Archetypal Psychology#
Concept-work, interim example:
Exploring and Mastering The Unknown in Deep Reinforcement Learning: The Hero’s Journey as Learning Algorithm
Stories are an innate property of human psychology and consciousness. From primal days to the modern age, humans have been telling stories. Stories are so standard and commonplace in our lives that we usually take them for granted, as being naturally beautiful “things” in nature that just “are.” However, like with most art and music, it’s actually a profound mystery to contemplate what it is that makes and distinguishes a story as opposed to just random patterns of facts or memories, and what makes them so powerful and immersive for us at the deepest psychological levels. In this work, we revive and borrow a perspective of stories as a kind of “learning algorithm” for an individual’s psyche originating from fields as depth psychology (Jung) and Comparative Myth (Joseph Campbell). This resurrected perspective is studied with the more mathematically rigorous framework of AI, and given empirical support (under the new formulation) via surpassing state of the art results in deep reinforcement learning. We posit “archetypes” as agents both within and without a Hero’s psyche that, while cumbersome to fend off and deal with, ultimately facilitate the growth and learning of the hero-agent beyond what ordinary exploration methods (variational sampling / entropy, parameter noise) could afford. These archetypes are driven through a cyclic “journey” curriculum of oscillatingly high and low variationality. By exiting the familiar world and entering the realm of the unknown, encountering the various “faces” of differing inner psychological forces (“archetypes”), and ultimately returning — only to repeat the cycle again — our AI hero is able to “master both worlds” and play a number of standard benchmark games successfully.

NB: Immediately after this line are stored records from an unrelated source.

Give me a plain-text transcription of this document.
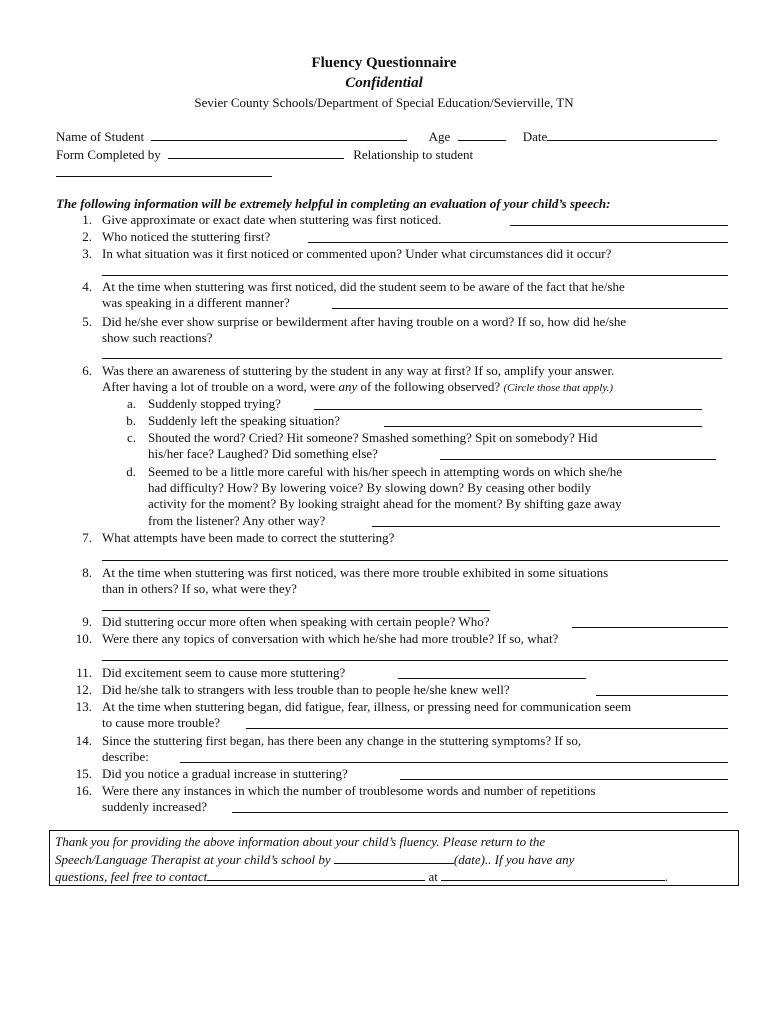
Fluency Questionnaire
Confidential
Sevier County Schools/Department of Special Education/Sevierville, TN
Name of Student	Age	Date
Form Completed by	Relationship to student
The following information will be extremely helpful in completing an evaluation of your child’s speech:
1. Give approximate or exact date when stuttering was first noticed.
2. Who noticed the stuttering first?
3. In what situation was it first noticed or commented upon? Under what circumstances did it occur?
4. At the time when stuttering was first noticed, did the student seem to be aware of the fact that he/she
was speaking in a different manner?
5. Did he/she ever show surprise or bewilderment after having trouble on a word? If so, how did he/she
show such reactions?
6. Was there an awareness of stuttering by the student in any way at first? If so, amplify your answer.
After having a lot of trouble on a word, were any of the following observed? (Circle those that apply.)
a. Suddenly stopped trying?
b. Suddenly left the speaking situation?
c. Shouted the word? Cried? Hit someone? Smashed something? Spit on somebody? Hid
his/her face? Laughed? Did something else?
d. Seemed to be a little more careful with his/her speech in attempting words on which she/he
had difficulty? How? By lowering voice? By slowing down? By ceasing other bodily
activity for the moment? By looking straight ahead for the moment? By shifting gaze away
from the listener? Any other way?
7. What attempts have been made to correct the stuttering?
8. At the time when stuttering was first noticed, was there more trouble exhibited in some situations
than in others? If so, what were they?
9. Did stuttering occur more often when speaking with certain people? Who?
10. Were there any topics of conversation with which he/she had more trouble? If so, what?
11. Did excitement seem to cause more stuttering?
12. Did he/she talk to strangers with less trouble than to people he/she knew well?
13. At the time when stuttering began, did fatigue, fear, illness, or pressing need for communication seem
to cause more trouble?
14. Since the stuttering first began, has there been any change in the stuttering symptoms? If so,
describe:
15. Did you notice a gradual increase in stuttering?
16. Were there any instances in which the number of troublesome words and number of repetitions
suddenly increased?
Thank you for providing the above information about your child’s fluency. Please return to the
Speech/Language Therapist at your child’s school by	(date).. If you have any
questions, feel free to contact	at	.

Psychological journeys are rich and complex and highly-individual, tailored uniquely to the “hero” undergoing them, full of character faces, emotions, memories, and hardships that are unique to the individual and their life experience. The tapestry is as rich and complicated as the vast array of human beings who we might encounter, with each of their characters and personas lending a voice and a kind of aura to our processing of events. These life-specific relationships, “story elements” and chronologies can’t be mimicked or defined, but our processing of them can imbue them with some common structures. One of those structures, we posit, compresses “episodes” of information into learnable and memorable and communicable chunks which resemble what we instinctively identify as stories, and which highlight a certain range of exploration which leads to better action-taking in the future. This exploratory process can be conceived of as a narrative-style journey of 3 higher-level acts: (1) leaving the familiar world, (2) entering the unknown realm, (3) and returning, a cycle of less exploration to more exploration to less exploration. At the end, the hero is accredited the title “master of two worlds,” familiar and unknown.By oscillating exploration cyclically, an agent can exploit current knowledge, discover new knowledge, then exploit the new knowledge, thereby collecting a wider range of positive, negative, and new experience from which to learn, not over-fitting to any one strategy.
Commonly, exploration rates are decayed linearly or according to a monotonic schedule. While this leads to more deterministic policies over time as the agent improves, it also can result in
convergence to local optima. In contrast, cyclic exploration leads to perpetual re-learning and discovery capacity.
“Archetypes” appear in stories as helpful or villainous forces that steer the hero along in their psychological journey. They can be represented externally as characters and relationships that the hero encounters: allies, enemies; or internally as faces of the hero protagonist that were perhaps not previously known to him. Defeating the villain (“adversary”) is often regarded metaphorically as “integrating the shadow” for example. A “trickster” archetype can emerge to set the world in unbalance, only to catalyze the hero’s ultimate growth. The hero himself may yearn for adventure, called to it by external forces, or metaphorically by the hero’s own exploratory spirit.
We define three “archetypes” for the sake of learning: 1. The hero himself, 1. An explorer, 2. An adversary / trickster. Thereby, we disentangle the single agent into three agents which we call “archetypes”. For evaluation, we employ only “the hero” with an exploration rate of 0, but for training, we obtain experience from all 3 under a cyclic exploration rate that we refer to as our “Hero’s Journey.”
Each archetype is distinguished by a different objective function. Furthermore, each is trained equally and indiscriminately from the collective memory. They are deployed during training equally for experience collection which fills up a shared replay memory and their psychological tendencies (that is, neural network parameters) are updated from shared batches drawn from said replay. Their function is to promote a different exploration style each and maneuver the hero to learning from avenues of exploration previously unknown and not simply discovered through mere random sampling.
We hope that this new perspective of “computational depth psychology” inspires future work to define psychological or artistic-cognitive processes in more rigorous, math-based terms, if not just simplest analog formulations to start, and reproducible methodologies for testing their inductive likelihood as models of the brain and the human psyche. Loosely bridging two highly distinct schools, or “worlds” perhaps, familiar and unknown from the perspective of each.